In: Finance
Consumer Energy Corp. is an electric utility that uses natural gas to produce electricity. If the firm does not hedge its exposure to natural gas prices, it will have taxable income in the coming year of $80,000,000 if the market price of natural gas is “low” and -$20,000,000 if the market price of natural gas is “high.” The probability of each outcome is 50%. The firm has a corporate tax rate of 40% and cannot carry its losses forward.
The firm has decided to hedge a portion of its natural gas exposure by entering into futures contracts that will provide a gain of $20,000,000 if the market price of natural gas in the coming year is “high” and a loss of $20,000,000 if the market price of natural gas is “low.” The firm has to pay transaction costs of $1,000,000 to enter into the futures contracts. What is the firm’s expected net (after-tax) income for the coming year, after undertaking this hedge?

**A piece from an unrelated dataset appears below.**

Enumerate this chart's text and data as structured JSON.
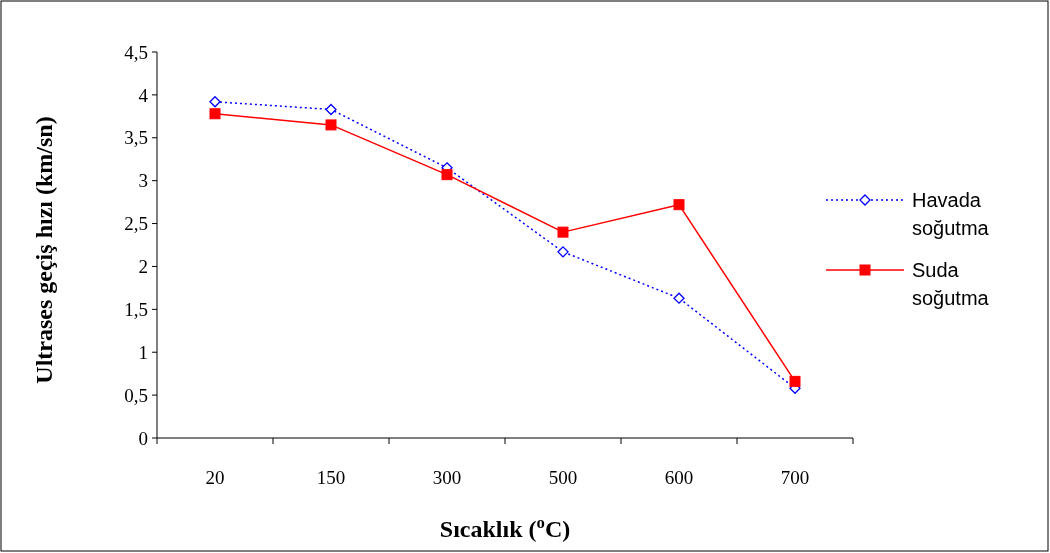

firm’s expected net (after-tax) income for the coming year with hedging = [((taxable income if price of natural gas is low*probability) + (taxable income if price of natural gas is high*probability))*(1 - tax rate)] + (gain from futures contract if price of natural gas is high*probability) - (loss from futures contract if price of natural gas is low*probability) - transaction costs of futures contracts
probability of gain and loss from futures contracts is 50% each because only one of the event can happen.

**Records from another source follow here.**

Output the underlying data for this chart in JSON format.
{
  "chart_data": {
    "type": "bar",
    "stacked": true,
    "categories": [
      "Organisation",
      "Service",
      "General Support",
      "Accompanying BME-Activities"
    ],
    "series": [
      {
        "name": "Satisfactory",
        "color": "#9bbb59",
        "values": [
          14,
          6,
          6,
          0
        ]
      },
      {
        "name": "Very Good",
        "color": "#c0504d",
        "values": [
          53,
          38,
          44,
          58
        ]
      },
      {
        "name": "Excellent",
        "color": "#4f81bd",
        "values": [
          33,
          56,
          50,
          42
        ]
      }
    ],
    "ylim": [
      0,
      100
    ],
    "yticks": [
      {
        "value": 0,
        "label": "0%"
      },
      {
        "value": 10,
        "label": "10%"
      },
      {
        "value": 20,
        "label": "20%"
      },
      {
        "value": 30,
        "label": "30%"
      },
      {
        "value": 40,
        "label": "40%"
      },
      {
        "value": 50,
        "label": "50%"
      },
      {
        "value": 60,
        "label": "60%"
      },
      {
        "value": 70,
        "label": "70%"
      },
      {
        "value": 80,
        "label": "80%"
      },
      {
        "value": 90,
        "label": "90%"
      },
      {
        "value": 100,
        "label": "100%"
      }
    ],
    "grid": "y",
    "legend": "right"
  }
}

firm’s expected net (after-tax) income = [(($80,000,000*50%) + (-$20,000,000*50%))*(1-0.40)] + ($20,000,000*50%) - ($20,000,000*50%) - $1,000,000
firm’s expected net (after-tax) income = [($40,000,000 - $10,000,000)*0.60] + $10,000,000 - $10,000,000 - $1,000,000 = ($30,000,000*0.60) + $10,000,000 - $10,000,000 - $1,000,000 = $18,000,000 + $10,000,000 - $10,000,000 - $1,000,000 = $17,000,000
the firm’s expected net (after-tax) income for the coming year, after undertaking this hedge is $17,000,000.